As 60 approaches I am deconstructing my wardrobe. Looking to switch to the M&S Classic range in keeping with my age and infirmity. After all it’s a range I have yet to experience and the thrill is immeasurable. The problem with making space for this new range is I am such a hoarder and have outfits and shoes befitting a much younger woman. The good news is most still fit hence the bulging wardrobes, the bad news means it’s harder to throw away. And I’m moving increasingly in to flatties, hence I cannot justify retaining the 30-40 pairs of 6-7 inch stiletto heels, currently in boxes along the top shelf of my wardrobe, any longer. Apart from the fact I might fall off these heels,Granny’s teetering about on platforms and stilettos is not a look I am keen to develop.
I am including in this deconstruction, my jewellery. If clothes are hard to remove then jewellery, annotated with memories and sentimentality, means it’s unlikely that any of them will make the charity shops. Pride of place is my engagement ring minus the solitaire diamond. And the substitute rings never living up to the symbolism of the lost stone engagement ring but the Lion thought they might help. I can still remember the day I lost it, running a terry nappy under the hot tap to slough away the contents of my baby’s breakfast, the force of that water also carried the diamond with it, deep into the heart of the sewage system, never to be seen again. The deconstruction of this jewellery has resulted in it being strewn across the bedroom furniture for a week now and with each memory I am no closer to getting rid of any of it.

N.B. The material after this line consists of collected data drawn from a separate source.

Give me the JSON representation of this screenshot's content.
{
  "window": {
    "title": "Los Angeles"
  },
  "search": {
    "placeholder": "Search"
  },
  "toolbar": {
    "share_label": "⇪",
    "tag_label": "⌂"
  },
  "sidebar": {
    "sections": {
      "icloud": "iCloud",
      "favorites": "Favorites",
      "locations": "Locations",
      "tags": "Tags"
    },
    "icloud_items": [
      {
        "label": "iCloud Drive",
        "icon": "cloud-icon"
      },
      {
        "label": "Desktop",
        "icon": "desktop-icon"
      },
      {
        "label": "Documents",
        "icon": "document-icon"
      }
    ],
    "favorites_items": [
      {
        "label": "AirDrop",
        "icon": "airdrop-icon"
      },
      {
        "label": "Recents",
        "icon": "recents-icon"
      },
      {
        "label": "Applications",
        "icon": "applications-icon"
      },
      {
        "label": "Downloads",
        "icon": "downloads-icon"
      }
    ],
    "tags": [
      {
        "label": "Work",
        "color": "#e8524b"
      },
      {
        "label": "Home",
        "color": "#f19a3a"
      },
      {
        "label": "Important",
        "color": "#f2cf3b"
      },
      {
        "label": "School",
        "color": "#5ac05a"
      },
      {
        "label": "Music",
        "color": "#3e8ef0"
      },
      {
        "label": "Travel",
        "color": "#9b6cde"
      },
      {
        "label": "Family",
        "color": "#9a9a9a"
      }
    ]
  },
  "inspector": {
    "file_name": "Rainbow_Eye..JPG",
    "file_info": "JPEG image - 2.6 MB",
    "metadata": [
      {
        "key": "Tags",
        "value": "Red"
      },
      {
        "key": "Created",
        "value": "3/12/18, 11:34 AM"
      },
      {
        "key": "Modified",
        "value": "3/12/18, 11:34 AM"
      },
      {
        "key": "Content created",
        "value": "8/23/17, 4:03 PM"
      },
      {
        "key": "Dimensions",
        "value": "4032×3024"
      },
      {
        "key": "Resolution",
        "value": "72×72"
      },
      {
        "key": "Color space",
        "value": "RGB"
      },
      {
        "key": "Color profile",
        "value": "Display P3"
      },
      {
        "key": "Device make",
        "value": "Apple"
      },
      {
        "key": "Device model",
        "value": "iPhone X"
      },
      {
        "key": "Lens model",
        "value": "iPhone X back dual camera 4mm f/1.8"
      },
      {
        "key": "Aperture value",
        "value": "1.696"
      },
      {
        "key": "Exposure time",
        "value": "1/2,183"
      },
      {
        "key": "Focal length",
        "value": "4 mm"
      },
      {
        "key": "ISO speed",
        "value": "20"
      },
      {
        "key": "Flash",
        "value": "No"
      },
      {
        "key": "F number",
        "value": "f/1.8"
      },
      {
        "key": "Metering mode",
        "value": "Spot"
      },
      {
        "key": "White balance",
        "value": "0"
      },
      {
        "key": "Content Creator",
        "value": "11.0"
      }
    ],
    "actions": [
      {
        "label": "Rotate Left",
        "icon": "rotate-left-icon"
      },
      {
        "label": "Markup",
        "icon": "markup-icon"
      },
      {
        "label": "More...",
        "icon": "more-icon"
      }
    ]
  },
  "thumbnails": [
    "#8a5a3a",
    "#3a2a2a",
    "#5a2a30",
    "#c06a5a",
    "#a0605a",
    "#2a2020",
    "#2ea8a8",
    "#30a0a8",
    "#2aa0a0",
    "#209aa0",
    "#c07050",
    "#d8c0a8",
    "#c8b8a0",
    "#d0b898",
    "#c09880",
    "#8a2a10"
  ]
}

There are 32 pairs of shoes in boxes, this does not include the summer shoes in the storage box in the wardrobe and the winter shoes/boots littering the carpet at the foot of the wardrobe. Trying to look organised but nevertheless cluttering up the limited space and certainly not with the original neighbours. Now there are several reasons for this Imelda Marcos behaviour, none of which is blog worthy but nonetheless needs to be justified. I can hear you draw a sharp intake of breath at the sheer decadence of it, but I can assure you these were, to the last pair, absolutely essentialbuys. The oldest pair I have are 40 years old, bought for £9.99 in a long gone shop in the local Shopping Centre. The interesting thing, and I know the Economist readers among you will find this insight invaluable, you can ( and I have) 50 years later buy shoes for £9.99 from shops in the same Shopping Centre (Quiz, for instance). It is pretty clear to me that manufacturing in this area has not witnessed much in the way of economic growth, therefore I have made a significant contribution through these purchases to the economic development of my country.
Everyone knows that 2 of the three items you wear to a wedding need to match or coordinate. I’m not saying I had new shoes for every wedding, that is silly, but I did need to buy new ones for my children’s weddings. Although I could have gotten away with wellies, since I wore long frocks both times, and no one is likely to recall the shoes in any event. In fact I did wear the same shoes to each of their weddings and not an eyelid was batted. Between 2011 and 2018 I attended 12 weddings. There was an issue in so far as the guests were largely attending the same weddings as me, give or take a few independents and everyone knows women have the memory of an elephant when it comes to remembering what you are wearing. It was a chance I just could not take. The 2 out of 3 matching items rules accounts for at least 8 pairs of the 32 in boxes. And rules are rules.
By far the most extravagant pair of shoes was bought in NYC, on a visit with my daughter who spent most of our time there throwing up. She suffers from Hyperemesis Gravidarum; a condition of pregnancy our future Queen Kate also has apparently, and this awful illness meant most of our sightseeing was limited to toilets and washbasins. Nonetheless we did manage a trip to Bloomingdales where incidentally the toilets and washbasins are far superior to those of similar stores. I was seeking a pair of orange shoes. And after the helpful assistant brought me over 30 pairs. I left with the orange leather Michael Kors sandal, 7 inch stilettos safely in my grasp. I was filled with fear at the price I had paid, actively encouraged by my daughter who was exhausted by all the vomiting and had given up the will to live at the 22nd pair. She was agreeing to anything in the hope of moving onto the next washbasin, after all there were so many to see. After this purchase I was immediately gripped by the fear of bankruptcy which required me to consider how I would explain everything to the Lion. I absolved myself of all responsibility in this purchase convincing myself categorically that the purchase had been essential to my daughter escaping the shop floor and being able to throw up outside the store.
Despite their vintage status, the personal stories attached to each item and their enduring importance to the history and insight of fashion choices of the 20th century woman, most of these wonderful clothes, shoes and jewellery are going to end up in some charity shop at best or some clothes bin at worst. And it is that thought that is shouting at me to keep it for another 10 years at least. By the time I am 70 it should be much easier to throw it away since I won’t remember why I had it in the first place. There; decision made I am off to tidy up and put it all back in the drawer, boxes and wardrobe……………. and the Classic range can wait.